Number of subgroups $H$ of $\mathbb{Z}_{p^2} \times \mathbb{Z}_{p^3}$ with $|H|=p^2$ with prime $p$.
The followings are my trial.
Basically, I am trying to solve this problem via the following lemma
Let $n$ be the number of the elements of order $m$, then there are $\frac{n}{\phi(m)}$ cyclic subgroups of order $m$.
So my problem is nothing but count the number of elements of order $p^2$ in $\mathbb{Z}_{p^2} \times \mathbb{Z}_{p^3}$. i.e., Find number of $x$, $p^2 x =0$ where $x \neq 0 \in \mathbb{Z}_{p^2} \times \mathbb{Z}_{p^3}$
In $\mathbb{Z}_{p^2}$ there are $p^2$ elements such that $p^2 x'=0$ and among them $p$ elements also satisfies $px=0$. Similar thing happens in $\mathbb{Z}_{p^3}$. In this case there are $p$ elements such that $p^2 x'' =0$ and $p^2$ elements such that $px''=0$
So combine I have
$ (p^2-p)\times (p+p^2) + p \times p^2 -1 $
order $p^2$ elements with (order $p$ + order $p^2$) + order $p$ elements with order $p^2$ -1 (0,0)
Am I correct?

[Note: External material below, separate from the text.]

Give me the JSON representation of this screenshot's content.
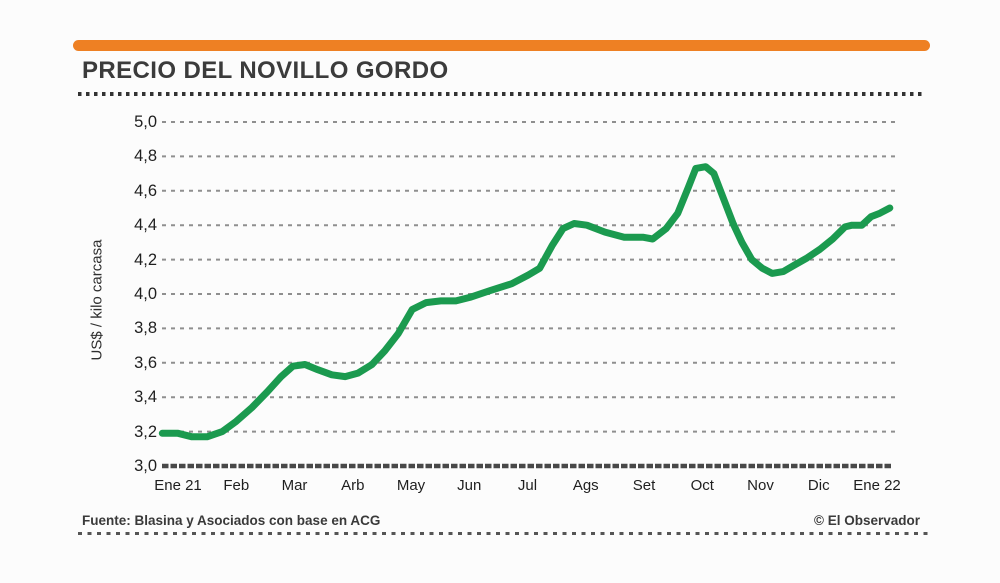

How one can correctly count the number of $p^2$ in $\mathbb{Z}_{p^2} \times \mathbb{Z}_{p^3}$?
Best Answer
Since , $\mathbb{Z}_{p^2}\times \mathbb{Z}_{p^3}$ is abelian, so, all subgroups must be abelian .
So, first we count the number of cyclic subgroups of order $p^2$ , then abelian subgroups of order $p^2$ which are not cyclic .
If $(a,b)$ be element of $\mathbb{Z}_{p^2}\times \mathbb{Z}_{p^3}$ of order $p^2$
That mean , $|(a,b)|=lcm\{|a|,|b|\}=p^2$ , where , $|a|,|b|$ are order of $a,b$ in $\mathbb{Z}_{p^2}$ ,$\mathbb{Z}_{p^3}$ respectively.
Possible formations are , $lcm\{1,p^{2}\},lcm\{p,p^{2}\},lcm\{p^{2},p^{2}\},lcm\{p^{2},p\},lcm\{p^{2},1\}$
In the case, $lcm\{1,p^{2}\}$ , the number of element of order $1$ in $\mathbb{Z}_{p^2}$ is $1$ And , the number of element of order $p^2$ in $\mathbb{Z}_{p^3}$ is $\phi (p^{2})=p(p-1)$
Number of elements $(a,b)$ in the case of $lcm\{1,p^{2}\}$ is $1\times p(p-1)=p(p-1)$
Similarly, Number of elements $(a,b)$ in the case of $lcm\{p,p^{2}\}$ is $(p-1)\times p(p-1)=p(p-1)^{2}$
Number of elements $(a,b)$ in the case of $lcm\{p^{2},p^{2}\}$ is $p(p-1)\times p(p-1)=p^{2}(p-1)^{2}$
Number of elements $(a,b)$ in the case of $lcm\{p^{2},p\}$ is $ p(p-1) \times (p-1)=p(p-1)^{2}$
Number of elements $(a,b)$ in the case of $lcm\{p^{2},1\}$ is $ p(p-1) \times 1 =p(p-1)$
So, total number of elements of order $p^2$ is $p(p-1)+p(p-1)^{2}+p^{2}(p-1)^{2}+p(p-1)^{2}+p(p-1)= p^{2}(p^{2}-1)$
According to your lemma, number of cyclic subgroups of order $p^2$ is $\frac{p^{2}(p^{2}-1)}{\phi(p^2)}=p(p+1)$
Clearly the subgroups other than these cyclic subgroups can't contain an element of order $p^2$
So, abelian subgroups other than the cyclic subgroups of order $p^2$ must be of form $A\times B $ where $A , B$ are subgroups of order $p$.
Clearly, that kind of subgroup in $\mathbb{Z}_{p^2}\times \mathbb{Z}_{p^3}$ is only $\mathbb{Z}_{p}\times \mathbb{Z}_{p}$, ( as , there is only one $p$- order subgroup in both $\mathbb{Z}_{p^2}, \mathbb{Z}_{p^3}$)